Genre: Comedy, Fantasty
Directed by: Jaco Van Dormael
Starring: Pili Groyne, Benoît Poelvoorde, Catherine Deneuve
God exists! But he’s more a derelict than a deity in director Jaco Van Dormael’s delightfully dark-edged dramedy. This divine creator, played as a loutish sadist by a devilishly brilliant Benoît Poelvoorde, doesn’t watch over us from above though. Instead he lives in a Brussels apartment with his submissive wife (Yolande Moreau), and their spirited 10-year-old daughter Ea (Pili Groyne).
In contrast to Holy Scripture, God did not create humankind for his pleasure, but in an attempt to stave off boredom. Early scenes show an empty Belgian cityscape populated with wild animals: a stupendously surreal sequence that could come straight out of a Roy Andersson reimagining of Bruce Almighty. Soon, however, the dastardly demiurge progresses to people, desperate for a species he can have complete control over. He manipulates man’s reality via a personal computer, writing in laws solely designed to torment their existence.Ea has spent her life suffering from physical and emotional abuse at the hands of her father, but having discovered how he has been mistreating humanity, the young girl decides to rebel. Beginning by informing every individual in the world of his or her pre-destined death date, Ea escapes the apartment, and sets off in the footsteps of her brother Jesus, searching for apostles to help her write a scripture intended to spiritually uplift the human race.

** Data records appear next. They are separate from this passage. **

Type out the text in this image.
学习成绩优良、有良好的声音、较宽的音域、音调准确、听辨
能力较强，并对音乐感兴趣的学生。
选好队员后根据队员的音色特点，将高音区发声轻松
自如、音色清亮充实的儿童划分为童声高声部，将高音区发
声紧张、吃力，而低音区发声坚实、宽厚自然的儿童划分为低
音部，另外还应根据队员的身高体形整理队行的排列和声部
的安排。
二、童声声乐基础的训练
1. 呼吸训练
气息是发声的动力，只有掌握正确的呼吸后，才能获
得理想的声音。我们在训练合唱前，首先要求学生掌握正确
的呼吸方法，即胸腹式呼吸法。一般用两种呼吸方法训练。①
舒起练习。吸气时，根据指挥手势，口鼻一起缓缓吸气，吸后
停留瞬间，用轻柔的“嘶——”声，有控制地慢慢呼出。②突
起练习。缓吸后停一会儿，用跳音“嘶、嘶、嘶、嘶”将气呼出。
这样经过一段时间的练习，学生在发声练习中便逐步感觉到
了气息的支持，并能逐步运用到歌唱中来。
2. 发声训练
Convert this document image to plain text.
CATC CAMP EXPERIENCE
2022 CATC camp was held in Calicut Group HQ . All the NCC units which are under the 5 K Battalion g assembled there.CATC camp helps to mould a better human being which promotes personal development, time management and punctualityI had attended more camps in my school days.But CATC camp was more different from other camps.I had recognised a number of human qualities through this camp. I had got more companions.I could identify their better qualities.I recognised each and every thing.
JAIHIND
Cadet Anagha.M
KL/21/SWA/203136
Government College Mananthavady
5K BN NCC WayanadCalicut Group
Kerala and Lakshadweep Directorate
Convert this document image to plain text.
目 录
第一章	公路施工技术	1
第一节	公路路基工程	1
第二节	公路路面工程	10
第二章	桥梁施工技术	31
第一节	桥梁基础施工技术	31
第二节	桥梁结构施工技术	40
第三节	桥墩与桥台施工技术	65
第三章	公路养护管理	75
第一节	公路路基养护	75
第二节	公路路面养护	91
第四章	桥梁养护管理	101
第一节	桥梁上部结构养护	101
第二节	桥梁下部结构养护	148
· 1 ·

Dormael’s script, co-written with Thomas Gunzig, is bitingly sardonic in its nature: God plagues mankind with rules that ensure their toast will always land butter-side down, and guarantee that the other line in the supermarket checkout will always move faster. While later, once he enters the outside world in pursuit of his daughter, the heinous Holy Father discovers to great dismay that his ideological attitudes vastly differ from those who devoutly worship him.From this angle The Brand New Testament could easily be read as a cynical reflection of contemporary belief complexes, but look between the lines and you see that it carries far greater relevance. Ea’s apostles, who include a reclusive woman and sexually addicted male, consider the troubling realities of the human condition, both personal and societal. And it is through them that the satire takes on an acutely analytical edge.
This one girls quest to inspire and understand is lively and elegant – aided by the classical score and DP Christophe Beaucarne’s dreamlike aesthetic – and asks questions not about the faith we hold in a higher power, but that which we invest in ourselves. A predictable final act may momentarily cloud what is an impressively unpredictable film, but it never diminishes the power of this deeply intelligent and philosophical parable.